Preface

Data permeates through our world, in ever increasing amounts. This fact alone is not sufficient for data to be useful. Indeed, data has no utility, if it is devoid of information, which could aide our understanding. Data needs to be insightful for it to be of use and it also needs to be processed in the appropriate way. In the pre-Big Data age days, statistics such as averages, standard deviation, correlations were calculated on structured datasets to illuminate our understanding of the world. Models were calibrated on (a small number of) input variables which were often well “understood” to obtain an output via well-trodden methods like, say, linear regression.

However, interpreting Big Data, and hence alternative data, comes with many challenges. Big Data is characterized by properties such as volume, velocity and variety and other Vs, which we will discuss in this book. It is impossible to calculate statistics, unless datasets are well structured and relevant features are extracted. When it comes to prediction, the input variables derived from Big Data are numerous and traditional statistical methods can be prone to overfitting. Moreover, nowadays calculating statistics or building models on this data must be done sometimes frequently and in a dynamic way to account for the always changing nature of the data in our high frequency world.

Thanks to technological and methodological advances, understanding Big Data and by extension alternative data, has become a tractable problem. Extracting features from messy enormous volumes of data is now possible thanks to the recent developments in artificial intelligence and machine learning. Cloud infrastructure allows elastic and powerful computation to manage such data flows and to train models both quickly and efficiently. Most of the programming languages in use today are open source and many such as Python have a large number of libraries in the sphere of machine learning and data science more broadly, making it easier to develop tech stacks to number crunch large datasets.
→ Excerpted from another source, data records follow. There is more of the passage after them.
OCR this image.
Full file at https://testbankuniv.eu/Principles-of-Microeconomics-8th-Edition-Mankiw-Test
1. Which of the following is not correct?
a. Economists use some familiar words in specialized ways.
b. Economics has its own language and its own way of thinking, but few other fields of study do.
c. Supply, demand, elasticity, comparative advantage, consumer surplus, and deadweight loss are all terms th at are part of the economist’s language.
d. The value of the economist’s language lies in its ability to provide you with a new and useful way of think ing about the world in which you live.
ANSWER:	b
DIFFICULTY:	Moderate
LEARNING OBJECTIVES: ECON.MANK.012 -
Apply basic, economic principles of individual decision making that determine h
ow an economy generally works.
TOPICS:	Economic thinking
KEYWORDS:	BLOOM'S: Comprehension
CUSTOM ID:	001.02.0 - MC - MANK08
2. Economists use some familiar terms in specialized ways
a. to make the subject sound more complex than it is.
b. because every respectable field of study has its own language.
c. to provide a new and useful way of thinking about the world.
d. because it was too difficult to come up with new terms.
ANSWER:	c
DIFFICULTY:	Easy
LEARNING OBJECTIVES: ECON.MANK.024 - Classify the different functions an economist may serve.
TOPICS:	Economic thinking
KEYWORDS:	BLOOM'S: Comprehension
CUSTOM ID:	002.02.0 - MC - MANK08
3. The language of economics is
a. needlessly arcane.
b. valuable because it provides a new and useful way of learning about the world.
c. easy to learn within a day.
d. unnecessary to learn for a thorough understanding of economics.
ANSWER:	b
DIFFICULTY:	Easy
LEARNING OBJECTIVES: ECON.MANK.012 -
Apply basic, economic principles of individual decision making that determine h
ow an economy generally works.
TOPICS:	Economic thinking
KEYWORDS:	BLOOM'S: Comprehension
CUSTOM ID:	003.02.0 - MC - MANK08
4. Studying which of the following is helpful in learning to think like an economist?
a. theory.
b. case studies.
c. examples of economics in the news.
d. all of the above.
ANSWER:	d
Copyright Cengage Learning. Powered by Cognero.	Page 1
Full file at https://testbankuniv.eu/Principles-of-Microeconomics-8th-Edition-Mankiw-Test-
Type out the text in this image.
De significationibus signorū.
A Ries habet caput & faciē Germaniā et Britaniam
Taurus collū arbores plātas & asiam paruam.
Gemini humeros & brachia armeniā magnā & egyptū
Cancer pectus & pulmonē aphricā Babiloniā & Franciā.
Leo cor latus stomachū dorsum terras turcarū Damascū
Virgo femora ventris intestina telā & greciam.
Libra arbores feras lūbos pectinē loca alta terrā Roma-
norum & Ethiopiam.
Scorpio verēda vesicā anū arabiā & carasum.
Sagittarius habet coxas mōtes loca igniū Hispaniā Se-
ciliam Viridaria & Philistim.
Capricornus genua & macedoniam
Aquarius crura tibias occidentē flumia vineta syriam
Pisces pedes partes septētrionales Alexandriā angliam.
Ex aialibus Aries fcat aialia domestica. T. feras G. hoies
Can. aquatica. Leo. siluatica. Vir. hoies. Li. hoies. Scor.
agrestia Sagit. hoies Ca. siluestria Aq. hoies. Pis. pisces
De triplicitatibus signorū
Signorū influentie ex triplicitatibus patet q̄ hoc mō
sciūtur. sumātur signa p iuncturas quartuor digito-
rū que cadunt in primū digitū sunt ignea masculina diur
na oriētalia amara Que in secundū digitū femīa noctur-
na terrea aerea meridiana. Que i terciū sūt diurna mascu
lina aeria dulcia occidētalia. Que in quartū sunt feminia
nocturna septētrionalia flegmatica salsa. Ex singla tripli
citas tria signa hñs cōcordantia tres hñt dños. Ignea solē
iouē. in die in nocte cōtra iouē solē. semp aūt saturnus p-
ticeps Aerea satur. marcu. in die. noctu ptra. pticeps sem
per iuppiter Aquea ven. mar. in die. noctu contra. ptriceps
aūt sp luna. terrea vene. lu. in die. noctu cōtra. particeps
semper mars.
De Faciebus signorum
When we decided to write this book, we felt that there was a gap in the book market in this area. This gap seemed at odds with the ever growing importance of data, and in particular, alternative data. We live in a world, which is rich with data, where many datasets are accessible and available at a relatively low cost. Hence, we thought that it was worth writing a lengthy book to address how to address the challenges of how to use data profitably. We do admit though that the world of alternative data and its use cases is and will be subject to change in the near future. As a result, the path we paved with this book is also subject to change. Not least the label “alternative data” might become obsolete as it could soon turn mainstream. Alternative data may simply become “data”. What might seem to be great technological and methodological feats today to make alternative data usable, may soon become trivial exercises. New datasets from sources we could not even imagine could begin to appear, and quantum computing could revolutionise the way we look at data.

We decided to target this book at the investment community. Applications, of course, can be found elsewhere, and indeed everywhere. By staying within the financial domain, we could also have discussed areas such as credit decisions or insurance pricing, for example. We will not discuss these particular applications in this book, as we decided to focus on questions that an investor might face. Of course, we might consider adding these applications in future editions of the book.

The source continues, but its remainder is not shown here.